Bali and Lombok as Holiday Destinations
Holidaying in Bali centres around beaches, surf, nightlife, rice terraces in the countryside, Balinese culture with temples, art, dance, music, and of course shopping.
Travel to Bali and Lombok is easy from Australia and New Zealand with cheap flights available from Air New Zealand , Virgin Australia, Jetstar, Malaysia Airlines, Garuda Indonesia and Air Asia, all flying routes to Bali. Bali's Ngurah Rai Airport is serviceable and basic, but a huge new terminal is under construction and should be ready by 2014.
Generally you need to pay US$25 on arrival for a 30 day entry visa. The best time to travel is probably in the shoulder season, ie June or September. The weather is generally dry and you avoid the price hikes of the high season in July and August.
Arriving in Bali's capital you find yourself gently enveloped in warmth, greeted by friendly locals and thrown into a bustling and fast paced city. If you don't have transport arranged through your hotel or resort, it's best to go straight to the taxi booth on the right as you exit the airport, where you will get transport at a fair price. Busy roads weaving with motorbikes and cars make travel slow, but there is courtesy and a code of behaviour amidst the chaos. New motorways under construction should soon alleviate some of the congestion.
The Best Of Bali
Beaches surround Bali and the outlying islands of Lombok and the Gillis. In Bali, not all beaches are picturesque white sand, but the sea is warm and inviting, the surf is generally reliable and there are plenty of beach cafes to relax in. Kuta beach is a long sweep of white sand as far as you can see, and great for playing in the waves.

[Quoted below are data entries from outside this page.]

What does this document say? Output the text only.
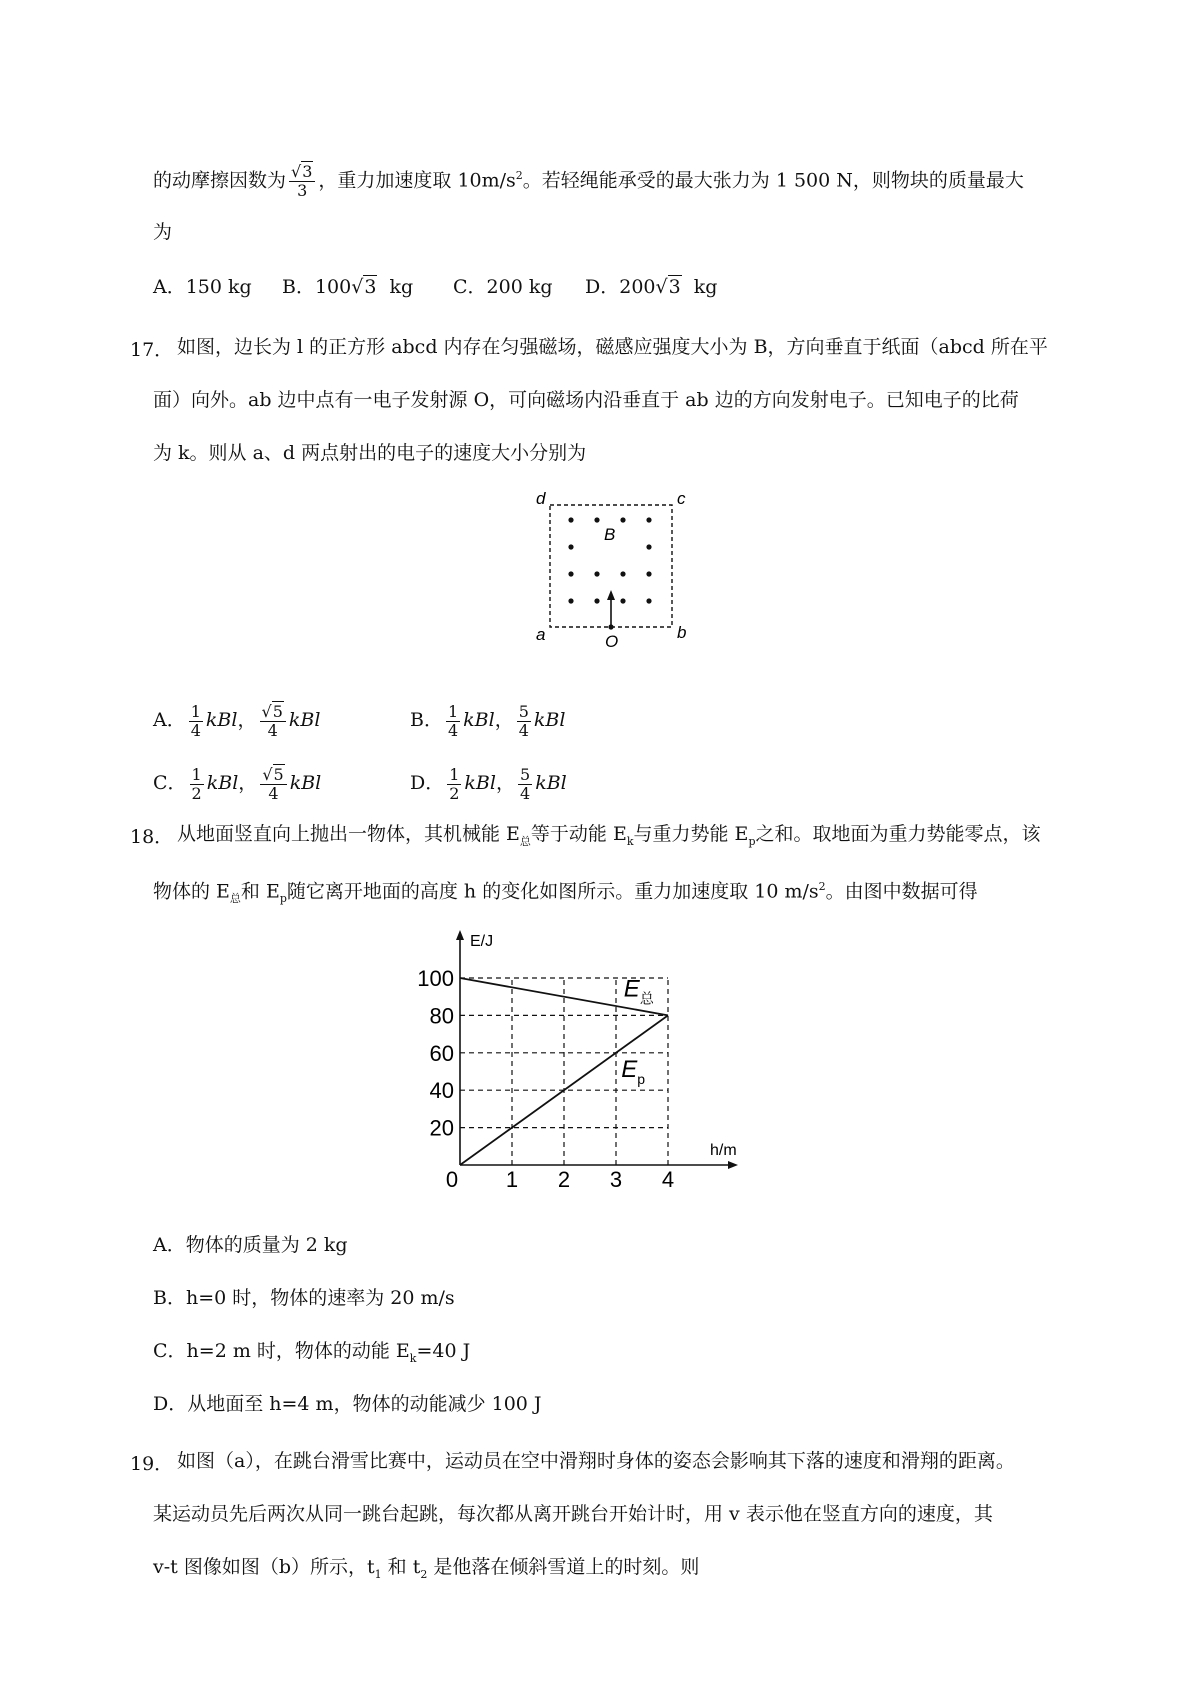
的动摩擦因数为 $\frac{√3}{3}$ ，重力加速度取 $10m/s^2$。若轻绳能承受的最大张力为 1 500 N，则物块的质量最大
为
A．150 kg B．100√3 kg C．200 kg D．200√3 kg
17． 如图，边长为 l 的正方形 abcd 内存在匀强磁场，磁感应强度大小为 B，方向垂直于纸面（abcd 所在平
面）向外。ab 边中点有一电子发射源 O，可向磁场内沿垂直于 ab 边的方向发射电子。已知电子的比荷
为 k。则从 a、d 两点射出的电子的速度大小分别为
d	c
a	b
B
O
A． $\frac{1}{4}$ kBl， $\frac{√5}{4}$ kBl	B． $\frac{1}{4}$ kBl， $\frac{5}{4}$ kBl
C． $\frac{1}{2}$ kBl， $\frac{√5}{4}$ kBl	D． $\frac{1}{2}$ kBl， $\frac{5}{4}$ kBl
18． 从地面竖直向上抛出一物体，其机械能 $E_总$等于动能 $E_k$与重力势能 $E_p$之和。取地面为重力势能零点，该
物体的 $E_总$和 $E_p$随它离开地面的高度 h 的变化如图所示。重力加速度取 10 $m/s^2$。由图中数据可得
0 1 2 3 4
20
40
60
80
100
E/J
h/m
$E_总$
$E_p$
A．物体的质量为 2 kg
B．h=0 时，物体的速率为 20 m/s
C．h=2 m 时，物体的动能 $E_k=40$ J
D．从地面至 h=4 m，物体的动能减少 100 J
19． 如图（a），在跳台滑雪比赛中，运动员在空中滑翔时身体的姿态会影响其下落的速度和滑翔的距离。
某运动员先后两次从同一跳台起跳，每次都从离开跳台开始计时，用 v 表示他在竖直方向的速度，其
v-t 图像如图（b）所示，$t_1$ 和 $t_2$ 是他落在倾斜雪道上的时刻。则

Nightlife in Bali centres around Kuta-the Sky Garden Lounge is a highlight. Bars and nightclubs draw you in with drink promotions and DJ's spinning sets that pump all night. Clubs range from laid back watering holes to high end beach front.
Bali's culture is still very much part of everyday life.
Ceremonies around family milestones are important celebrations, so it's not unusual to see people in traditional dress entering homes marked by lavishly decorated bamboo poles.
Temples are everywhere, every village has several and homes have at least one house temple. Major holy temples include Pura Luhur Butukau in the mountains, or the sea temple-Pura Tanah Lot, which is probably the most accessible and popular. Offerings to the gods, containers of flowers, rice and food appear daily and are left at the temples, family shrines, and even on the pavement.
Music, hypnotic and melodic created on xylophone bronze instruments features at ceremonies and religious events. Ancient dances of intricate routines, precise alluring moves with splayed arms and fingers, wide eyes and head movements are performed by young girls. Costumes of elaborate brocades and gold headdresses complete the dramatic visual impact. Balinese local cuisine is rich with spices and flavour. Influences from Indonesia and Asia contribute to a complexity of flavours that is time consuming to prepare, but a delight to savour. Village coking is usually based around a rice staple, often mixed with vegetables, or side dishes served with a centrepiece of rice. Chicken and pork servings are small. Cows are sacred so beef is not a part of Balinese diet. Cooking classes are a popular tourist activity.
For many Bali is a destination for shopping. Seminyak is the heart of the designer scene and here you can find lovely boutiques crammed amongst the street stalls. Kuta is the major shopping destination with markets and street shops, but malls are springing up where you can get quality clothing, at a fixed price that are a bit cheaper than at home. Shopping is often on the beach and there is an eclectic variety on offer, so shopping is an real expedition.
Here you can enjoy an easy and popular day trip. Ubud is the cultural centre of Bali, its popularity heightened by the 'Eat, Pray, Love' book and film. The region enjoys slightly cooler temperatures and you can encounter village life while wandering around the rice paddy fields. Every village has a local craftsperson creating ceremonial objects and many have art studios and galleries with works from established artists. Art and cooking classes are also available.
The Sacred Monkey Forest Sanctuary amidst the jungle houses three holy temple and is home to a band of monkeys that enjoy visitors attention.